It's a bit more complicated than that. While PPM literature frequently advises portfolio balancing, there is very
little real advice about how to assess portfolio balance or what changes should be made to the distribution of projects to improve balance.
As I argue in my papers, the goal of PPM is to select the set of projects, subject to applicable constraints, that
creates the greatest possible value, where value is defined as the worth to the organization of the consequences that would be produced by conducting all of the projects in the portfolio,
and with portfolio value adjusted to account for portfolio risk in accordance with the organization's risk tolerance. Thus, the optimal project mix is that which maximizes risk-adjusted, portfolio
value.
Nearly all PPM tools include some model or logic for prioritizing projects or recommending project portfolios. For most tools, the model is very simple
(e.g., a weighted scoring model). Many tools rank projects based on scoring strategic alignment,
an approach that has little to do with measuring project value. Only a very few PPM tools utilize sophisticated value models and accurate
optimization algorithms. The reason for this is that defensible value models need to be organization and project-type specific,
and vendors can't make as much money selling a tool that only fits a narrowly defined market.
Regardless of the tool used, because even the best models are not perfect, the project portfolio
that is recommended by a tool can never be assumed to be a perfectly accurate identification of the value-maximizing project portfolio. Thus, it is always necessary to consider
how the recommendations produced by a tool (or obtained by any other mechanism) ought to be adjusted and improved. One could call this subjective step
"balancing the portfolio," but it might also be called accounting for considerations that are not well addressed by the model.
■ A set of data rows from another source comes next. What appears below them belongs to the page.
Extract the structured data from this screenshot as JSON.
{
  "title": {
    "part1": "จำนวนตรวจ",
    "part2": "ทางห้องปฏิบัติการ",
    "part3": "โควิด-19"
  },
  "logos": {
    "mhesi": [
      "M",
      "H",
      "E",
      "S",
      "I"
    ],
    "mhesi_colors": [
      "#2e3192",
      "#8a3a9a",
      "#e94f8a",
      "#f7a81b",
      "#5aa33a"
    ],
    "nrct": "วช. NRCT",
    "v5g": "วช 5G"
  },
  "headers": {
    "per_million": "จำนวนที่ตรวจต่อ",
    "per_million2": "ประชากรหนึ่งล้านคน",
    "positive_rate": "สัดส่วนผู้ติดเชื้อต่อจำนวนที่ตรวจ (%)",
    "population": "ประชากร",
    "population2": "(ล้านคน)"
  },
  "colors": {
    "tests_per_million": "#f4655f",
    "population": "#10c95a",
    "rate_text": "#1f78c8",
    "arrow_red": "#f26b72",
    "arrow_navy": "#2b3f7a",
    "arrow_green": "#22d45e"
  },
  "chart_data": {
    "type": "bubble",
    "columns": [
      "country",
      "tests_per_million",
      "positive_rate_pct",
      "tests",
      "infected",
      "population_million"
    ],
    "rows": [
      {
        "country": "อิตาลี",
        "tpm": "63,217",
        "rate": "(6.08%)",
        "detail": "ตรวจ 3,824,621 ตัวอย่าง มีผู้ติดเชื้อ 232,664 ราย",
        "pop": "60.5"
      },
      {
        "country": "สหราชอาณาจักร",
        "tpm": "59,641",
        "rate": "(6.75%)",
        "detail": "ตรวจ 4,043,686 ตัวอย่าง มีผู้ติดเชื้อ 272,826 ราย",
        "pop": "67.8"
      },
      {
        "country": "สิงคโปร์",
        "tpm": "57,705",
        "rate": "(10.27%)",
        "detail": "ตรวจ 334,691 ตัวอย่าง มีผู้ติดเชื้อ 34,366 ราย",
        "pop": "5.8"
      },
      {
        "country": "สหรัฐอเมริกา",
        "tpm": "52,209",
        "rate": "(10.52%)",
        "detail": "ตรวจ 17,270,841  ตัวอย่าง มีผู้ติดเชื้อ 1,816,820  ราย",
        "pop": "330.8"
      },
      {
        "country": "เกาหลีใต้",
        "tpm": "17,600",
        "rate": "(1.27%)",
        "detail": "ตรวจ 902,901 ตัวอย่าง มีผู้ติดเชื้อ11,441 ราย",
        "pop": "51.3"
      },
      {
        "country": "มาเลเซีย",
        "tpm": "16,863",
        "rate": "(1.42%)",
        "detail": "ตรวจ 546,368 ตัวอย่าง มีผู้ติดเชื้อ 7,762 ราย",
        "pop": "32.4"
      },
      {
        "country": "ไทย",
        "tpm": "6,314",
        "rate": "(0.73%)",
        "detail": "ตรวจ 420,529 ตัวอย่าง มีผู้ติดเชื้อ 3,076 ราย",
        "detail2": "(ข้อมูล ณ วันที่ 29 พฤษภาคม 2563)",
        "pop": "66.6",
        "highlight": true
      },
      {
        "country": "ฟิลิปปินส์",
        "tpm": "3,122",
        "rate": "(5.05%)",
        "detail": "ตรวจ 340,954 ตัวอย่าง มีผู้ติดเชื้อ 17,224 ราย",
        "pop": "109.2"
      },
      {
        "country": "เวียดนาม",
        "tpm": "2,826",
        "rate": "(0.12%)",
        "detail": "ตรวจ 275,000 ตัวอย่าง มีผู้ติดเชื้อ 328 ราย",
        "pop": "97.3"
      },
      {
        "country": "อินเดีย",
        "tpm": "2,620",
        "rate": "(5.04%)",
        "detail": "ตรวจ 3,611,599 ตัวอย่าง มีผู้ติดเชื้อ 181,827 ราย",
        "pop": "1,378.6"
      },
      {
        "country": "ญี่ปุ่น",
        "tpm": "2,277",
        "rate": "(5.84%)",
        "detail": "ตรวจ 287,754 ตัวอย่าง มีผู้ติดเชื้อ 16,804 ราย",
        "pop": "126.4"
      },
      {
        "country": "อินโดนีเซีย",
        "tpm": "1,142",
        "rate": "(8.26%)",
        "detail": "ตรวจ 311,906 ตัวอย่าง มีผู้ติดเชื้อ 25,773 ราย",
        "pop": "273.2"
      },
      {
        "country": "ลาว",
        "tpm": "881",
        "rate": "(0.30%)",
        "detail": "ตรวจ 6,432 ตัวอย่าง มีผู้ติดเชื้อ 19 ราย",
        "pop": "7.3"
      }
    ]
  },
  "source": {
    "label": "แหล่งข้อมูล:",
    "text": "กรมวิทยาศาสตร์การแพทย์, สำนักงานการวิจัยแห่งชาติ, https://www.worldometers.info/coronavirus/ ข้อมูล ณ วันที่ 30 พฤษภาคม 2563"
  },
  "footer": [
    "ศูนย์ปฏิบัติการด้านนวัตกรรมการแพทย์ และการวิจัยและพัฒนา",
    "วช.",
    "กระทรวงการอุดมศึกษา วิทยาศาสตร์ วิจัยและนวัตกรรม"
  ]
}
For example, if projects involve risk, but the model does not adequately account for the impact of diversification and risk tolerance when computing
portfolio value, then it will be particularly important to check whether the recommended portfolio presents an acceptable level of risk and whether it
reflects a bias toward either risky or safe projects. If the
application includes multi-year projects or projects that generate benefits over time, but the model does not capture time preference, or if it recognizes constraints on
only current year and not out-year spending, then it will be
important to check whether the portfolio provides a reasonable balance between immediate and long term costs and benefits, and to check whether portfolio cashflows are sustainable (e.g., will near term cash flows
be sufficient to support investments necessary to assure returns over the long term?). If
the different types of projects require different people resources (e.g., research projects versus development projects), but the model doesn't account for constraints
on the specific resources needed by each type of project, then it will be important to check whether the recommended portfolio balances demand for the available types of constrained resources.
If there are dependencies among projects, but the model merely ranks projects without regard to the dependencies, then changes may similarly be needed to
better "balance" the portfolio so as to take such dependencies into account.
The point is that it is always necessary to examine a candidate portfolio carefully from various perspectives for the purpose of identifying changes that would
increase portfolio value. Portfolio balancing may be as good a term as any for this step. In any case, a PPM tool should provide graphical outputs that assist
portfolio balancing. However, because absent a better model there is no way to measure whether a change to "balance" actually increases portfolio value, it is
best to start with a quality model, thereby reducing the extent to which subjective judgment unsupported by analysis is needed to translate the "bad
recommendations" made by a poor tool into choices that actually create more value for the organization.